How to Organize the Sale
In order to successfully manage selling your practice to a partner, you will need to begin thinking about how you will go about transferring ownership of the company. Most owners begin by selling a smaller stake in the company up front and allowing the associate to buy a larger percentage of the company over time. This allows them to phase in to ownership at a pace that is comfortable for them, while allowing you to step aside a little at a time. However, associates should be thinking ahead as the value of the company will continue to grow over time, so buying 10 percent today and 10 percent next year may cost very differently. Even when selling to an associate who is already within the practice, it is very important to have an appraisal done by a qualified professional. As a seller, you need to think ahead to determine how much of a stake you want to sell at first. Remember, if you sell too little, the associate may be disinterested and unmotivated. If you sell too much, you could be missing out on profit you may need for retirement. Prepare to negotiate.
Who Is in Charge
Perhaps the greatest challenge of selling your practice to a partner is avoiding managerial conflicts during the transition. Before you sign any portion of the business over to your new partner, you need to be in agreement about who will be calling the shots.
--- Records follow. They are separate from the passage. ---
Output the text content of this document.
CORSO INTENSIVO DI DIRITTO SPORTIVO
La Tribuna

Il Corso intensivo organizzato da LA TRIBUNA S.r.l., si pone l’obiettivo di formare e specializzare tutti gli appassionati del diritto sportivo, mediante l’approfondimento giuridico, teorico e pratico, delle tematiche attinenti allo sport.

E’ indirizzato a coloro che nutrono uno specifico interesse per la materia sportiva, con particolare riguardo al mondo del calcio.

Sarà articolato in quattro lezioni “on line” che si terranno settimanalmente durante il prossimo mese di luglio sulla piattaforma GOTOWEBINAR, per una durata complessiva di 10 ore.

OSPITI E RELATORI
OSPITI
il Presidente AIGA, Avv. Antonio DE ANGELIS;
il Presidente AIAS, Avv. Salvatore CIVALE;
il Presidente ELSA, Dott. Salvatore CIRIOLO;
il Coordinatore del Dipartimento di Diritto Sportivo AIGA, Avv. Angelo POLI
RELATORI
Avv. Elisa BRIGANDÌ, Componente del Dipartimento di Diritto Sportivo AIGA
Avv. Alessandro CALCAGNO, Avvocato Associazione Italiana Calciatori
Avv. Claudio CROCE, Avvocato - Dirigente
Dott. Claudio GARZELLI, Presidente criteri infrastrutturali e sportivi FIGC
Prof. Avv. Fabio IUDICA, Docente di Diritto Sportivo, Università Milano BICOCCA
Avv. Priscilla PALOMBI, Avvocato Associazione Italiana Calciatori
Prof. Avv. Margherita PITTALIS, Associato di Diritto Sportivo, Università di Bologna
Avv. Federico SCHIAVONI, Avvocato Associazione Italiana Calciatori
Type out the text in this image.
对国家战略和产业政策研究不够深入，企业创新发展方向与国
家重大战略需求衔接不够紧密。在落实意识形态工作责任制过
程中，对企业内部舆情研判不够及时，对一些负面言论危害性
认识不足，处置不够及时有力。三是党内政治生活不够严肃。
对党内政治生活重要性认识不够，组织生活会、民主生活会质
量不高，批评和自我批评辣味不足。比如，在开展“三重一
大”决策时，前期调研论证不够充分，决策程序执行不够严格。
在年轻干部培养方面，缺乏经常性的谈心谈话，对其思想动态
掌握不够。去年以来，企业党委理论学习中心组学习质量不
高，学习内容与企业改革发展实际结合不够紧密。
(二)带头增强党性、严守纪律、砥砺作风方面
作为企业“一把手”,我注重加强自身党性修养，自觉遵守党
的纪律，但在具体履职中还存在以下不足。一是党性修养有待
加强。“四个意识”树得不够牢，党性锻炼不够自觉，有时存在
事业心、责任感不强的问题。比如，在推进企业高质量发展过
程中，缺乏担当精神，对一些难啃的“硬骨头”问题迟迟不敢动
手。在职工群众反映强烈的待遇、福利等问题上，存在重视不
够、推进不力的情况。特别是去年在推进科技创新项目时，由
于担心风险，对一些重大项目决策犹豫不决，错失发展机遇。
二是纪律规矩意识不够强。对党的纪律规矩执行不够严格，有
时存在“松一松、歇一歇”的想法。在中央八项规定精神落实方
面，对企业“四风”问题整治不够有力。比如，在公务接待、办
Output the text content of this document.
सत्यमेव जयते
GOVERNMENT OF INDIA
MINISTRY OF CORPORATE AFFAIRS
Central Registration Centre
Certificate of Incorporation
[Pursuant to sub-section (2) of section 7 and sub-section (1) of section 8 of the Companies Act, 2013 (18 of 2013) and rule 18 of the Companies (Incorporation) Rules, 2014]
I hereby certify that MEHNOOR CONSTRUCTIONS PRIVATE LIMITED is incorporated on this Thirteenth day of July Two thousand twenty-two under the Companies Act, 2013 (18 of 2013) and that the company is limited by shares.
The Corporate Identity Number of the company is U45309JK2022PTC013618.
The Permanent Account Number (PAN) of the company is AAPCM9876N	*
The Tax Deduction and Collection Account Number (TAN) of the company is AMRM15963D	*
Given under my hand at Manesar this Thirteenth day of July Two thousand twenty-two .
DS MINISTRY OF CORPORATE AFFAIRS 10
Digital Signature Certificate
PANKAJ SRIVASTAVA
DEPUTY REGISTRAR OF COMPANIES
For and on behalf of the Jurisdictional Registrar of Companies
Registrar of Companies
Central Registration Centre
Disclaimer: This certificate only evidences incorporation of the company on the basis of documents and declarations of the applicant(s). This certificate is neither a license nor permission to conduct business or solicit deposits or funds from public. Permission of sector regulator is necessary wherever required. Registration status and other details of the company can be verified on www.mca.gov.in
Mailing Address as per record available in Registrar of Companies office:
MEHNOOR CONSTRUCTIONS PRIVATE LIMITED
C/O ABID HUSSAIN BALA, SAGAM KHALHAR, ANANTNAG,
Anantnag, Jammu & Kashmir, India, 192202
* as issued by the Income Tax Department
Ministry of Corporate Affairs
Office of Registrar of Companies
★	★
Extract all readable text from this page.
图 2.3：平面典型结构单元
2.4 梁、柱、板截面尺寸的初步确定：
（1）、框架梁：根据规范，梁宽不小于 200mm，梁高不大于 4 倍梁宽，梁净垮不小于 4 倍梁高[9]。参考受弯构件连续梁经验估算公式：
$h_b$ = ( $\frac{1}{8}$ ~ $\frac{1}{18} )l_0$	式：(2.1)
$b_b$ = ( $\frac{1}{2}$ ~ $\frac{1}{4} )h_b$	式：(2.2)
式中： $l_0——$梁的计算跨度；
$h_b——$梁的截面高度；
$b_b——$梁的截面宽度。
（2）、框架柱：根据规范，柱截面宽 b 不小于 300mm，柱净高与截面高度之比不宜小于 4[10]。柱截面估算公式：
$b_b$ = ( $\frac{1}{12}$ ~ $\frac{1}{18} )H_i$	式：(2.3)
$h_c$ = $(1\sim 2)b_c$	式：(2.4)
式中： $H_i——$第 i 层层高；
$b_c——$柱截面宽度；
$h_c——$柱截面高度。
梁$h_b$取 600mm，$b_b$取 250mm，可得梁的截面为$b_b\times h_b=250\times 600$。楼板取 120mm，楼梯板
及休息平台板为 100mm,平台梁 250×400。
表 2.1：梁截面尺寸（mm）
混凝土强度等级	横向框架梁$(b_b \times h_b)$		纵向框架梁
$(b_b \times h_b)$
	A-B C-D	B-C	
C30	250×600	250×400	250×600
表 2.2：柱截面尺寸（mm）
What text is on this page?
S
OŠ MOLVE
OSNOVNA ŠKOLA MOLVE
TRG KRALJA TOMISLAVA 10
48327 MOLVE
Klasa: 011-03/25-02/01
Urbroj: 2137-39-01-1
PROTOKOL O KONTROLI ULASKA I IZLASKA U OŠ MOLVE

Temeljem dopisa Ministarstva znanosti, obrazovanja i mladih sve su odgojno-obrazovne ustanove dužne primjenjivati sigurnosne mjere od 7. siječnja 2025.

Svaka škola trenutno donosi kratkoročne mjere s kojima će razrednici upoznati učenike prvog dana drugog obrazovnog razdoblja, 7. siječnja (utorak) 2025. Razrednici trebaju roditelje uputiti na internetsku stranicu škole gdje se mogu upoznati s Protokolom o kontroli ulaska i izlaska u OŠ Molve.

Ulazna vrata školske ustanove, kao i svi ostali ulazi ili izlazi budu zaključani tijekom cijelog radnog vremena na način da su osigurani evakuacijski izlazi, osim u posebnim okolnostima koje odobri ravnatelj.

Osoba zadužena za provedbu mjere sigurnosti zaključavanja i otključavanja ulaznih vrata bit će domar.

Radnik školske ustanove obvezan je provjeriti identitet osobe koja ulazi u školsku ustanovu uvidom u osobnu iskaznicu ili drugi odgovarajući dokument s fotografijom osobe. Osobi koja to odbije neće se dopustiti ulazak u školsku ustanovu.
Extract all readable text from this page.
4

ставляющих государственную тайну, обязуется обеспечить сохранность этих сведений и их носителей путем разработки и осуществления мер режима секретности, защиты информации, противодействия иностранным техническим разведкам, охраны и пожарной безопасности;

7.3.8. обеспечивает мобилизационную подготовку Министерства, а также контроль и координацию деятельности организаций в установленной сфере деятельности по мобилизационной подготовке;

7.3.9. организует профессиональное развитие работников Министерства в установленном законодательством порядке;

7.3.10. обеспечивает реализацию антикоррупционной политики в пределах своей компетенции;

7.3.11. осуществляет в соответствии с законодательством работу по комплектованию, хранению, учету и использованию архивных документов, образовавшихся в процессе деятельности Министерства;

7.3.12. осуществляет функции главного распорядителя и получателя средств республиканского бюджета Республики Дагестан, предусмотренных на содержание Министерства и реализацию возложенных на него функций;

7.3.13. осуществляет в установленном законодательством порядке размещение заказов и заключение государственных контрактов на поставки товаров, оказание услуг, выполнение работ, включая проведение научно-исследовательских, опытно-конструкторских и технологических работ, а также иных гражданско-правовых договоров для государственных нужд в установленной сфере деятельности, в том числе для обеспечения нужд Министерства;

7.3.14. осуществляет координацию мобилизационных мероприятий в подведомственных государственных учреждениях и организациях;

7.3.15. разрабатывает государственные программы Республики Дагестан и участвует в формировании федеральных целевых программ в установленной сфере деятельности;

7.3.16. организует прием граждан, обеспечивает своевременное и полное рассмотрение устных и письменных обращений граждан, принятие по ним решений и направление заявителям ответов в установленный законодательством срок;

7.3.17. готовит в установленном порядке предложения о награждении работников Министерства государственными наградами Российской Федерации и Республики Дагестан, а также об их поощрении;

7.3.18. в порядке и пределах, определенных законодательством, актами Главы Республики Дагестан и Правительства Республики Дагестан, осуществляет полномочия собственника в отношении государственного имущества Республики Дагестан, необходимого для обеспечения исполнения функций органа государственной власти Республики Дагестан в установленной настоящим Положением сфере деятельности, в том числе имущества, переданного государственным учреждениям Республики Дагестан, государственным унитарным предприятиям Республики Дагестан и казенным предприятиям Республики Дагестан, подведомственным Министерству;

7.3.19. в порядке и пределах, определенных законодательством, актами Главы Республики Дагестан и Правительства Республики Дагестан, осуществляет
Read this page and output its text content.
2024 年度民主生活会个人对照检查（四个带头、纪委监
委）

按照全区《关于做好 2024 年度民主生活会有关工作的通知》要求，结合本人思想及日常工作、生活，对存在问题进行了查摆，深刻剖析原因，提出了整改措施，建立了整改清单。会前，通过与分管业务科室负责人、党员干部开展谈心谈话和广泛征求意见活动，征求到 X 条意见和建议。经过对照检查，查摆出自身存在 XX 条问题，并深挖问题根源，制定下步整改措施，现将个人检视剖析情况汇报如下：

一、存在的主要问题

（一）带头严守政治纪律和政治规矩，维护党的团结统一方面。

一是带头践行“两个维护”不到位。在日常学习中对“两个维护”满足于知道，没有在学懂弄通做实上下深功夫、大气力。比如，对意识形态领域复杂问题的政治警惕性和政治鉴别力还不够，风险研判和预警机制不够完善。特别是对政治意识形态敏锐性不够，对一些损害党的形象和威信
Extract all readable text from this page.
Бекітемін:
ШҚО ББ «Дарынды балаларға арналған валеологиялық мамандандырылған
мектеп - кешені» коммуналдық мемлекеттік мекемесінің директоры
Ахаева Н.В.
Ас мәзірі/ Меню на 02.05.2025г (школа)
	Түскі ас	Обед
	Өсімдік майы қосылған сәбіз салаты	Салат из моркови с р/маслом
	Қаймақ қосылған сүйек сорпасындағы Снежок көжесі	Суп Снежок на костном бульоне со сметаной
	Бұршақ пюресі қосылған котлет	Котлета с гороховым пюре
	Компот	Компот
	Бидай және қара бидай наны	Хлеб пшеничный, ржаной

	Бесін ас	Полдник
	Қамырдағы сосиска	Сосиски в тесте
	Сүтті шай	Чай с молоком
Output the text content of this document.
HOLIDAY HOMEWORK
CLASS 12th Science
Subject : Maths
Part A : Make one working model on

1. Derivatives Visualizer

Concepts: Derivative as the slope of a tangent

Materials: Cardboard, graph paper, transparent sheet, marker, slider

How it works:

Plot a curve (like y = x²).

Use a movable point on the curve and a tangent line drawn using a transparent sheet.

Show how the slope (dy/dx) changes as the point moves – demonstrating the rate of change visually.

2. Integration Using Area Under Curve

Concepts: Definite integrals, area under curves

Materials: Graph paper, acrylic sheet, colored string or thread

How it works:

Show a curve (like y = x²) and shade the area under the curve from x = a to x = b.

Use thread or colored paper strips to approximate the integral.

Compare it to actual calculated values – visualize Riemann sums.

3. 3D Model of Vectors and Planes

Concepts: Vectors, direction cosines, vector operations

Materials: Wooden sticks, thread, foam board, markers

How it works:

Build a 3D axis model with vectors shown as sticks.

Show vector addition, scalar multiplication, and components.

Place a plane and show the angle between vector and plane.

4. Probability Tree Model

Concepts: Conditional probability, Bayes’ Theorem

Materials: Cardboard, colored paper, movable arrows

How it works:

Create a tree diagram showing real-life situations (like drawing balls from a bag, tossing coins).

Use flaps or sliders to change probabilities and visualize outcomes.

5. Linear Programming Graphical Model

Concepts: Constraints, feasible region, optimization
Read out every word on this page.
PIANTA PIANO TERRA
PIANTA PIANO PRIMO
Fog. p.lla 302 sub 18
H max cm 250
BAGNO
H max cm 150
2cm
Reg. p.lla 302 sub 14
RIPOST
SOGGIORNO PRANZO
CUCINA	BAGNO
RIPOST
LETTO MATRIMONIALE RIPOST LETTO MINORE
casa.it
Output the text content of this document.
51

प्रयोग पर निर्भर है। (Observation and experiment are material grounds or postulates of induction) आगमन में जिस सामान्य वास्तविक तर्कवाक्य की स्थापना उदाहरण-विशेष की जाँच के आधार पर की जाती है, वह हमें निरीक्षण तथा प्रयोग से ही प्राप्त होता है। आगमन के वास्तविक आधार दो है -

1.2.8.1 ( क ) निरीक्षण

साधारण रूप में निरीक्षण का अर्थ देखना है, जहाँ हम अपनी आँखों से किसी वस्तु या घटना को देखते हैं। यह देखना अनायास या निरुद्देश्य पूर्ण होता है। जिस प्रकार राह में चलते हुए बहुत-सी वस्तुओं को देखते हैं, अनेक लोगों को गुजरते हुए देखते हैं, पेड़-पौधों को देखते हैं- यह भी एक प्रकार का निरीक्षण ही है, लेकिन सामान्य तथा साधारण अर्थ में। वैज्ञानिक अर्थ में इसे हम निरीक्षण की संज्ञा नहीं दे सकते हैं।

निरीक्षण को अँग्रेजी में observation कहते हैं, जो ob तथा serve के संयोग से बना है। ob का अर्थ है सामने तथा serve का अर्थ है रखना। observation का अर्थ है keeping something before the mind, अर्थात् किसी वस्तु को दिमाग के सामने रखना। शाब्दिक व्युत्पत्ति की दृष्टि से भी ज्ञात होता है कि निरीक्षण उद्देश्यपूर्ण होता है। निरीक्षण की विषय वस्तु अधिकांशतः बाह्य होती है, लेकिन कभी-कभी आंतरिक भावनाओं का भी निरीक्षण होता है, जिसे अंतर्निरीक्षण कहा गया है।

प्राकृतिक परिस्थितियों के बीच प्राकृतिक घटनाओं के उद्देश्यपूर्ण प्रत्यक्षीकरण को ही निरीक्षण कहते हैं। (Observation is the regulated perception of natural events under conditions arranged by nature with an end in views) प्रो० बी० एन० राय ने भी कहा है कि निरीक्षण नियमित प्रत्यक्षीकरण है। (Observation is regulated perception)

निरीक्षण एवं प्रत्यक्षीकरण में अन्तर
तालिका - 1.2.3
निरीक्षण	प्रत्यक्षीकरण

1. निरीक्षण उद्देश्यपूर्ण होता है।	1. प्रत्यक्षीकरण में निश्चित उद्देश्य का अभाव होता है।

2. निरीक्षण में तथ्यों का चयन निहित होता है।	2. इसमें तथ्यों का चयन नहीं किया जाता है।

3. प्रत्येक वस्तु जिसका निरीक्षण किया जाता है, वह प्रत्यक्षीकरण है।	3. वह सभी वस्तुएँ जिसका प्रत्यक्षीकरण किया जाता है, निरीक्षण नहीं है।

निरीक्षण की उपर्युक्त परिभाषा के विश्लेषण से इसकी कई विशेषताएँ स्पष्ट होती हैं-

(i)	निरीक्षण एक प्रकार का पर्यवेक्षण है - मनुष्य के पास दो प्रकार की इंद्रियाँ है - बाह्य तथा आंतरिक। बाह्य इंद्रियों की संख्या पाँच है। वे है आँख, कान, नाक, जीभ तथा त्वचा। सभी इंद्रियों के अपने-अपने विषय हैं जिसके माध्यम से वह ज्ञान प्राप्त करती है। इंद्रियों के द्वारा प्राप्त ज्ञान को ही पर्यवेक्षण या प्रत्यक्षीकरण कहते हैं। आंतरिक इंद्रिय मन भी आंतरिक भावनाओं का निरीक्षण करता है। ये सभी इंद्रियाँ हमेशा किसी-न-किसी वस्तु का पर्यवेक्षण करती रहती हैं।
There are many ways to go about this. First, you could decide to delegate specific areas of the business to one party or the other. If you are committed to stepping out of the business altogether, you may want to give your partner more managerial power and let them steer the ship. However, it is also common for both parties to set a dollar value and agree that any decision over that dollar value needs to have joint support. However you decide to break up responsibility within the practice, the most important thing is to have it all in writing to ensure that everyone involved understands their role. Hiring an advisor to make this arrangement can save you a lot of headaches down the road.
There are many reasons that selling your practice to a partner can be beneficial. Just keep in mind that this arrangement will require more negotiation and concessions on your side as you work hand in hand with someone long term, versus selling the business outright and stepping out of it altogether.